Ji Wushang pinça les lèvres et baissa la tête, n'osant pas le regarder dans les yeux, mais pensant qu'elle n'avait pas fini de poser sa question, elle releva tout de même la tête et dit : « Je voudrais parler d'autre chose. »
«Vas-y, dis-le», lança Beigong Min en riant de bon cœur.
« J’aimerais vous demander de faire quelque chose pour moi », dit Ji Wushang avec sérieux.
« Qu'est-ce que c'est ? » Ces gens se prennent-ils pour des omnipotents ? Ils n'arrêtent pas de me demander de faire ceci et cela. Si je meurs, on verra bien ce qu'ils me demanderont ensuite ! Bei Gongminhao plissa les yeux.
« J'ai trouvé un moyen de soigner les jambes de Cong. » Ji Wushang fixa intensément Beigong Minhao. « Je vous en prie, aidez-moi ! »
«
Tu as trouvé une solution
? C’est formidable. Comment puis-je t’aider
?
» Bei Gongminhao fronça légèrement les sourcils, mais quelque chose clochait. Les choses ne devraient pas être aussi simples. Si c’était le cas, elle ne lui aurait pas demandé d’aide. Si c’était le cas, Nan Xuzong aurait guéri sa jambe depuis longtemps
! Or, s’il guérissait, il aurait de meilleures chances de remporter la bataille finale. S’il gagnait… tiendrait-il encore sa promesse
?
Beigong Minhao était perdu dans ses pensées.

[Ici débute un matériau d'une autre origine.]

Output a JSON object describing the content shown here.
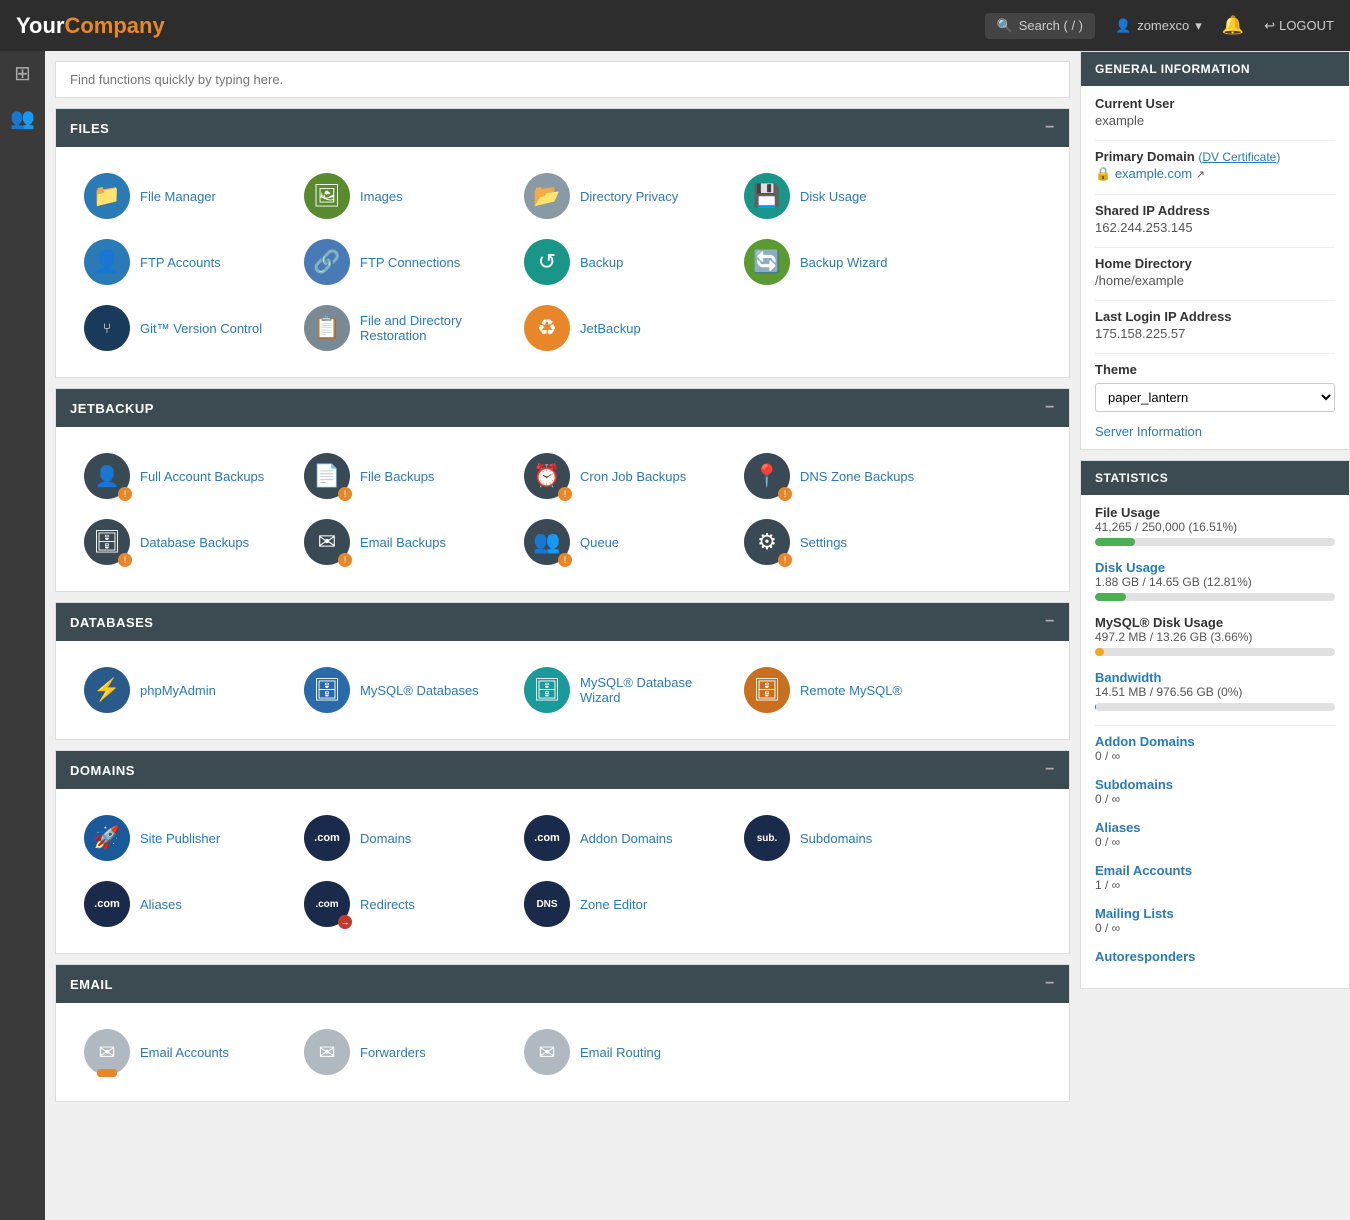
{
  "header": {
    "logo_your": "Your",
    "logo_company": "Company",
    "search_placeholder": "Search ( / )",
    "user": "zomexco",
    "logout_label": "LOGOUT"
  },
  "quickfind": {
    "placeholder": "Find functions quickly by typing here."
  },
  "sections": {
    "files": {
      "title": "FILES",
      "items": [
        {
          "label": "File Manager",
          "icon": "📁",
          "ic": "ic-blue"
        },
        {
          "label": "Images",
          "icon": "🖼",
          "ic": "ic-green"
        },
        {
          "label": "Directory Privacy",
          "icon": "📂",
          "ic": "ic-gray"
        },
        {
          "label": "Disk Usage",
          "icon": "💾",
          "ic": "ic-teal"
        },
        {
          "label": "FTP Accounts",
          "icon": "👤",
          "ic": "ic-blue"
        },
        {
          "label": "FTP Connections",
          "icon": "🔗",
          "ic": "ic-blue"
        },
        {
          "label": "Backup",
          "icon": "↺",
          "ic": "ic-teal"
        },
        {
          "label": "Backup Wizard",
          "icon": "🔄",
          "ic": "ic-green"
        },
        {
          "label": "Git™ Version Control",
          "icon": "⑂",
          "ic": "ic-navy"
        },
        {
          "label": "File and Directory Restoration",
          "icon": "📋",
          "ic": "ic-gray"
        },
        {
          "label": "JetBackup",
          "icon": "♻",
          "ic": "ic-orange"
        }
      ]
    },
    "jetbackup": {
      "title": "JETBACKUP",
      "items": [
        {
          "label": "Full Account Backups",
          "icon": "👤",
          "ic": "ic-dark"
        },
        {
          "label": "File Backups",
          "icon": "📄",
          "ic": "ic-dark"
        },
        {
          "label": "Cron Job Backups",
          "icon": "⏰",
          "ic": "ic-dark"
        },
        {
          "label": "DNS Zone Backups",
          "icon": "📍",
          "ic": "ic-dark"
        },
        {
          "label": "Database Backups",
          "icon": "🗄",
          "ic": "ic-dark"
        },
        {
          "label": "Email Backups",
          "icon": "✉",
          "ic": "ic-dark"
        },
        {
          "label": "Queue",
          "icon": "👥",
          "ic": "ic-dark"
        },
        {
          "label": "Settings",
          "icon": "⚙",
          "ic": "ic-dark"
        }
      ]
    },
    "databases": {
      "title": "DATABASES",
      "items": [
        {
          "label": "phpMyAdmin",
          "icon": "⚡",
          "ic": "ic-blue"
        },
        {
          "label": "MySQL® Databases",
          "icon": "🗄",
          "ic": "ic-blue"
        },
        {
          "label": "MySQL® Database Wizard",
          "icon": "🗄",
          "ic": "ic-teal"
        },
        {
          "label": "Remote MySQL®",
          "icon": "🗄",
          "ic": "ic-orange"
        }
      ]
    },
    "domains": {
      "title": "DOMAINS",
      "items": [
        {
          "label": "Site Publisher",
          "icon": "🚀",
          "ic": "ic-blue"
        },
        {
          "label": "Domains",
          "icon": ".com",
          "ic": "ic-navy"
        },
        {
          "label": "Addon Domains",
          "icon": ".com",
          "ic": "ic-navy"
        },
        {
          "label": "Subdomains",
          "icon": "sub.",
          "ic": "ic-navy"
        },
        {
          "label": "Aliases",
          "icon": ".com",
          "ic": "ic-navy"
        },
        {
          "label": "Redirects",
          "icon": ".com",
          "ic": "ic-navy"
        },
        {
          "label": "Zone Editor",
          "icon": "DNS",
          "ic": "ic-navy"
        }
      ]
    },
    "email": {
      "title": "EMAIL",
      "items": [
        {
          "label": "Email Accounts",
          "icon": "✉",
          "ic": "ic-light-gray"
        },
        {
          "label": "Forwarders",
          "icon": "✉",
          "ic": "ic-light-gray"
        },
        {
          "label": "Email Routing",
          "icon": "✉",
          "ic": "ic-light-gray"
        }
      ]
    }
  },
  "general_info": {
    "title": "GENERAL INFORMATION",
    "current_user_label": "Current User",
    "current_user": "example",
    "primary_domain_label": "Primary Domain",
    "dv_cert": "DV Certificate",
    "domain_link": "example.com",
    "shared_ip_label": "Shared IP Address",
    "shared_ip": "162.244.253.145",
    "home_dir_label": "Home Directory",
    "home_dir": "/home/example",
    "last_login_label": "Last Login IP Address",
    "last_login": "175.158.225.57",
    "theme_label": "Theme",
    "theme_value": "paper_lantern",
    "server_info_link": "Server Information"
  },
  "statistics": {
    "title": "STATISTICS",
    "file_usage_label": "File Usage",
    "file_usage_value": "41,265 / 250,000  (16.51%)",
    "file_usage_pct": 16.51,
    "disk_usage_label": "Disk Usage",
    "disk_usage_value": "1.88 GB / 14.65 GB  (12.81%)",
    "disk_usage_pct": 12.81,
    "mysql_label": "MySQL® Disk Usage",
    "mysql_value": "497.2 MB / 13.26 GB  (3.66%)",
    "mysql_pct": 3.66,
    "bandwidth_label": "Bandwidth",
    "bandwidth_value": "14.51 MB / 976.56 GB  (0%)",
    "bandwidth_pct": 0.01,
    "addon_domains_label": "Addon Domains",
    "addon_domains_value": "0 / ∞",
    "subdomains_label": "Subdomains",
    "subdomains_value": "0 / ∞",
    "aliases_label": "Aliases",
    "aliases_value": "0 / ∞",
    "email_accounts_label": "Email Accounts",
    "email_accounts_value": "1 / ∞",
    "mailing_lists_label": "Mailing Lists",
    "mailing_lists_value": "0 / ∞",
    "autoresponders_label": "Autoresponders"
  }
}
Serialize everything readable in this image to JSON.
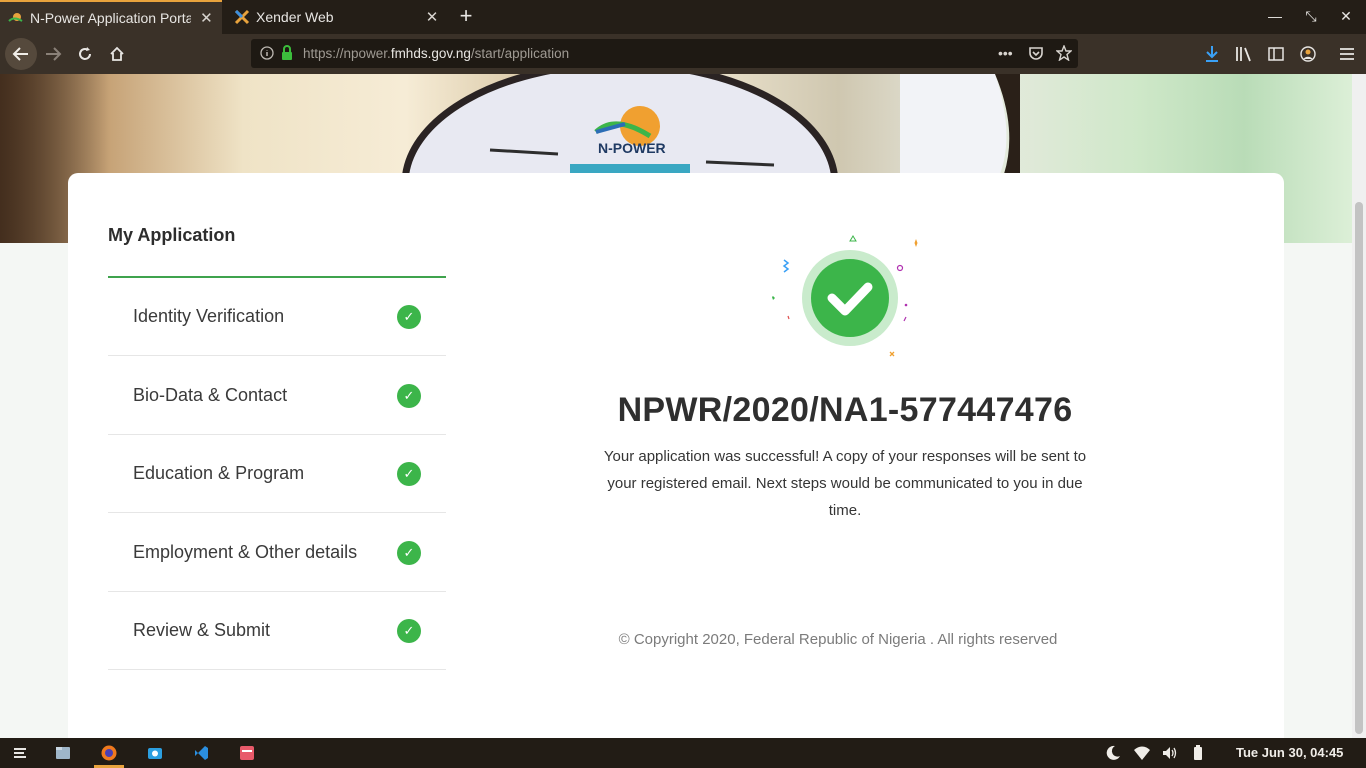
{
  "browser": {
    "tabs": [
      {
        "label": "N-Power Application Portal",
        "active": true,
        "icon": "npower-favicon-icon"
      },
      {
        "label": "Xender Web",
        "active": false,
        "icon": "xender-favicon-icon"
      }
    ],
    "url_prefix": "https://npower.",
    "url_domain": "fmhds.gov.ng",
    "url_path": "/start/application",
    "colors": {
      "chrome_dark": "#241e17",
      "chrome": "#3a3128",
      "accent": "#e8a33d"
    }
  },
  "sidebar": {
    "title": "My Application",
    "steps": [
      {
        "label": "Identity Verification",
        "status": "complete",
        "check": "✓"
      },
      {
        "label": "Bio-Data & Contact",
        "status": "complete",
        "check": "✓"
      },
      {
        "label": "Education & Program",
        "status": "complete",
        "check": "✓"
      },
      {
        "label": "Employment & Other details",
        "status": "complete",
        "check": "✓"
      },
      {
        "label": "Review & Submit",
        "status": "complete",
        "check": "✓"
      }
    ],
    "accent_color": "#3fa34d"
  },
  "hero": {
    "logo_text": "N-POWER"
  },
  "main": {
    "success_icon": "check-circle-icon",
    "application_number": "NPWR/2020/NA1-577447476",
    "message": "Your application was successful! A copy of your responses will be sent to your registered email. Next steps would be communicated to you in due time.",
    "copyright": "© Copyright 2020, Federal Republic of Nigeria . All rights reserved",
    "success_color": "#3cb54a"
  },
  "taskbar": {
    "clock": "Tue Jun 30, 04:45"
  }
}
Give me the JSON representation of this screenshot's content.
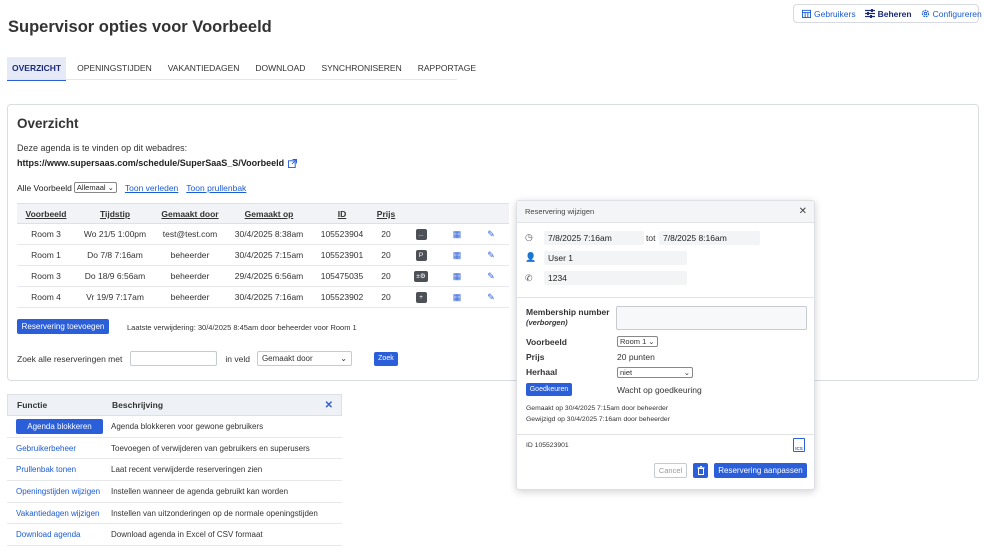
{
  "header": {
    "title": "Supervisor opties voor Voorbeeld"
  },
  "topnav": [
    {
      "label": "Gebruikers",
      "icon": "calendar-grid-icon",
      "active": false
    },
    {
      "label": "Beheren",
      "icon": "sliders-icon",
      "active": true
    },
    {
      "label": "Configureren",
      "icon": "gear-icon",
      "active": false
    }
  ],
  "tabs": [
    "OVERZICHT",
    "OPENINGSTIJDEN",
    "VAKANTIEDAGEN",
    "DOWNLOAD",
    "SYNCHRONISEREN",
    "RAPPORTAGE"
  ],
  "overview": {
    "title": "Overzicht",
    "intro": "Deze agenda is te vinden op dit webadres:",
    "url": "https://www.supersaas.com/schedule/SuperSaaS_S/Voorbeeld",
    "filter_label": "Alle Voorbeeld",
    "filter_value": "Allemaal",
    "link_past": "Toon verleden",
    "link_trash": "Toon prullenbak",
    "columns": [
      "Voorbeeld",
      "Tijdstip",
      "Gemaakt door",
      "Gemaakt op",
      "ID",
      "Prijs"
    ],
    "rows": [
      {
        "resource": "Room 3",
        "time": "Wo 21/5 1:00pm",
        "by": "test@test.com",
        "on": "30/4/2025 8:38am",
        "id": "105523904",
        "price": "20",
        "badge": "..."
      },
      {
        "resource": "Room 1",
        "time": "Do 7/8 7:16am",
        "by": "beheerder",
        "on": "30/4/2025 7:15am",
        "id": "105523901",
        "price": "20",
        "badge": "P"
      },
      {
        "resource": "Room 3",
        "time": "Do 18/9 6:56am",
        "by": "beheerder",
        "on": "29/4/2025 6:56am",
        "id": "105475035",
        "price": "20",
        "badge": "±⚙"
      },
      {
        "resource": "Room 4",
        "time": "Vr 19/9 7:17am",
        "by": "beheerder",
        "on": "30/4/2025 7:16am",
        "id": "105523902",
        "price": "20",
        "badge": "+"
      }
    ],
    "add_button": "Reservering toevoegen",
    "last_deleted": "Laatste verwijdering: 30/4/2025 8:45am door beheerder voor Room 1",
    "search_label": "Zoek alle reserveringen met",
    "search_field_label": "in veld",
    "search_field_value": "Gemaakt door",
    "search_button": "Zoek"
  },
  "functions": {
    "col1": "Functie",
    "col2": "Beschrijving",
    "rows": [
      {
        "name": "Agenda blokkeren",
        "desc": "Agenda blokkeren voor gewone gebruikers",
        "button": true
      },
      {
        "name": "Gebruikerbeheer",
        "desc": "Toevoegen of verwijderen van gebruikers en superusers"
      },
      {
        "name": "Prullenbak tonen",
        "desc": "Laat recent verwijderde reserveringen zien"
      },
      {
        "name": "Openingstijden wijzigen",
        "desc": "Instellen wanneer de agenda gebruikt kan worden"
      },
      {
        "name": "Vakantiedagen wijzigen",
        "desc": "Instellen van uitzonderingen op de normale openingstijden"
      },
      {
        "name": "Download agenda",
        "desc": "Download agenda in Excel of CSV formaat"
      }
    ]
  },
  "modal": {
    "title": "Reservering wijzigen",
    "start": "7/8/2025 7:16am",
    "to_label": "tot",
    "end": "7/8/2025 8:16am",
    "user": "User 1",
    "phone": "1234",
    "membership_label": "Membership number",
    "membership_sub": "(verborgen)",
    "resource_label": "Voorbeeld",
    "resource_value": "Room 1",
    "price_label": "Prijs",
    "price_value": "20 punten",
    "repeat_label": "Herhaal",
    "repeat_value": "niet",
    "approve_button": "Goedkeuren",
    "approve_status": "Wacht op goedkeuring",
    "created": "Gemaakt op 30/4/2025 7:15am door beheerder",
    "modified": "Gewijzigd op 30/4/2025 7:16am door beheerder",
    "id_text": "ID 105523901",
    "ics_label": "ICS",
    "cancel_button": "Cancel",
    "save_button": "Reservering aanpassen"
  }
}
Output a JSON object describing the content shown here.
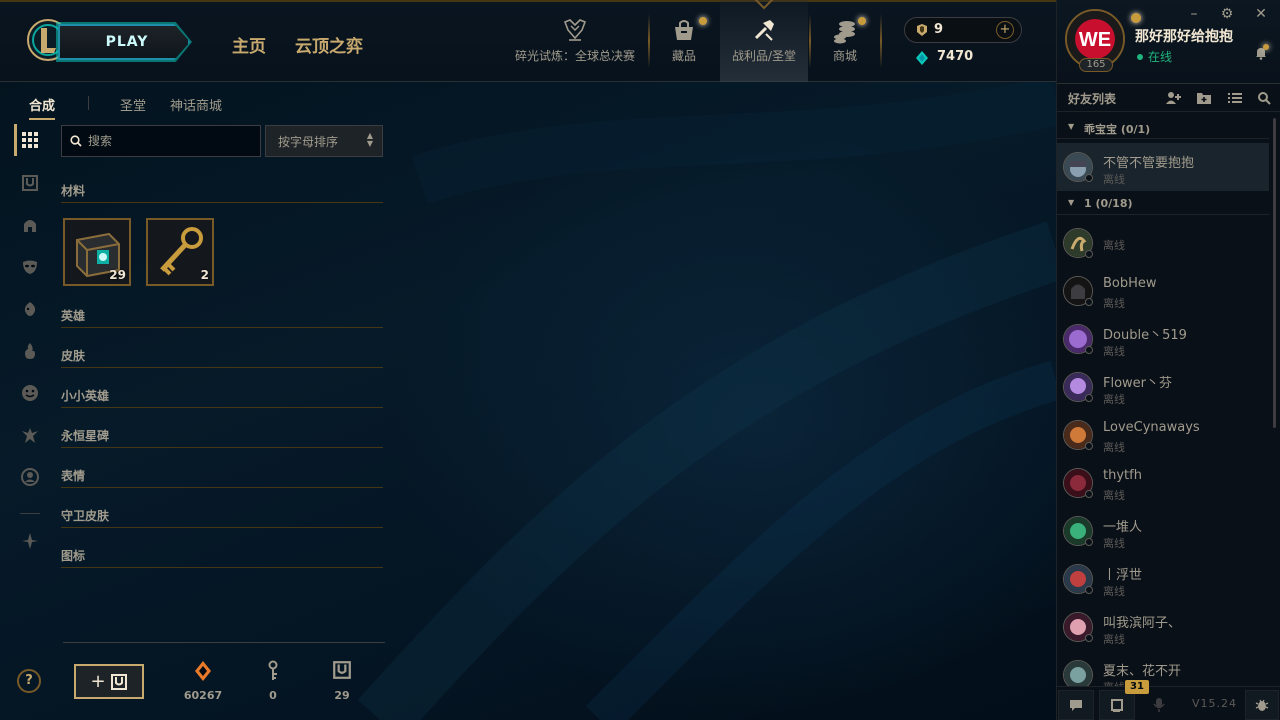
{
  "header": {
    "play_label": "PLAY",
    "home_label": "主页",
    "tft_label": "云顶之弈",
    "nav": {
      "event_label": "碎光试炼：全球总决赛",
      "collection_label": "藏品",
      "loot_label": "战利品/圣堂",
      "store_label": "商城"
    },
    "currency": {
      "rp": "9",
      "blue_essence": "7470"
    }
  },
  "profile": {
    "summoner_name": "那好那好给抱抱",
    "status": "在线",
    "level": "165"
  },
  "social": {
    "friends_title": "好友列表",
    "groups": [
      {
        "name": "乖宝宝 (0/1)",
        "friends": [
          {
            "name": "不管不管要抱抱",
            "status": "离线"
          }
        ]
      },
      {
        "name": "1 (0/18)",
        "friends": [
          {
            "name": "",
            "status": "离线"
          },
          {
            "name": "BobHew",
            "status": "离线"
          },
          {
            "name": "Double丶519",
            "status": "离线"
          },
          {
            "name": "Flower丶芬",
            "status": "离线"
          },
          {
            "name": "LoveCynaways",
            "status": "离线"
          },
          {
            "name": "thytfh",
            "status": "离线"
          },
          {
            "name": "一堆人",
            "status": "离线"
          },
          {
            "name": "丨浮世",
            "status": "离线"
          },
          {
            "name": "叫我滨阿子、",
            "status": "离线"
          },
          {
            "name": "夏末、花不开",
            "status": "离线"
          }
        ]
      }
    ],
    "footer": {
      "mission_count": "31",
      "version": "V15.24"
    }
  },
  "loot": {
    "tabs": {
      "craft": "合成",
      "sanctum": "圣堂",
      "mythic_shop": "神话商城"
    },
    "search": {
      "placeholder": "搜索"
    },
    "sort": {
      "value": "按字母排序"
    },
    "sections": {
      "materials": "材料",
      "champions": "英雄",
      "skins": "皮肤",
      "little_legends": "小小英雄",
      "eternals": "永恒星碑",
      "emotes": "表情",
      "ward_skins": "守卫皮肤",
      "icons": "图标"
    },
    "materials": [
      {
        "name": "hextech-chest",
        "count": "29"
      },
      {
        "name": "hextech-key",
        "count": "2"
      }
    ],
    "counters": {
      "orange_essence": "60267",
      "keys": "0",
      "chests": "29"
    }
  },
  "colors": {
    "gold": "#c8aa6e",
    "gold_dark": "#785a28",
    "teal": "#0ac8b9",
    "online_green": "#1fb57e",
    "background": "#010a13"
  }
}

« J’ai besoin du sang du dragon de la mer du Nord, du datura des régions occidentales, du fruit desséché de l’Est et du crapaud des neiges de la mer de Bohai. Aidez-moi, je vous en prie, d’accord ? » Ji Wushang le regarda, plongeant son regard dans ses yeux pleins d’espoir.
Ses yeux reflétaient son propre reflet, mais hélas, ce n'était qu'éphémère ; cela n'atteindrait jamais vraiment son cœur. Beigong Minhao savait qu'une femme confinée dans ses appartements privés comme elle ne pouvait absolument pas sortir à la recherche de telles choses…
« Je vais vous aider. » Bei Gongminhao acquiesça. En réalité, si Nan Xuzong était allé chercher ces objets, il n'aurait pas eu besoin de beaucoup d'efforts non plus. Se pourrait-il que… ?
« S’il vous plaît, ne le dites pas à Cong, gardez cela secret pour moi ! » dit Ji Wushang.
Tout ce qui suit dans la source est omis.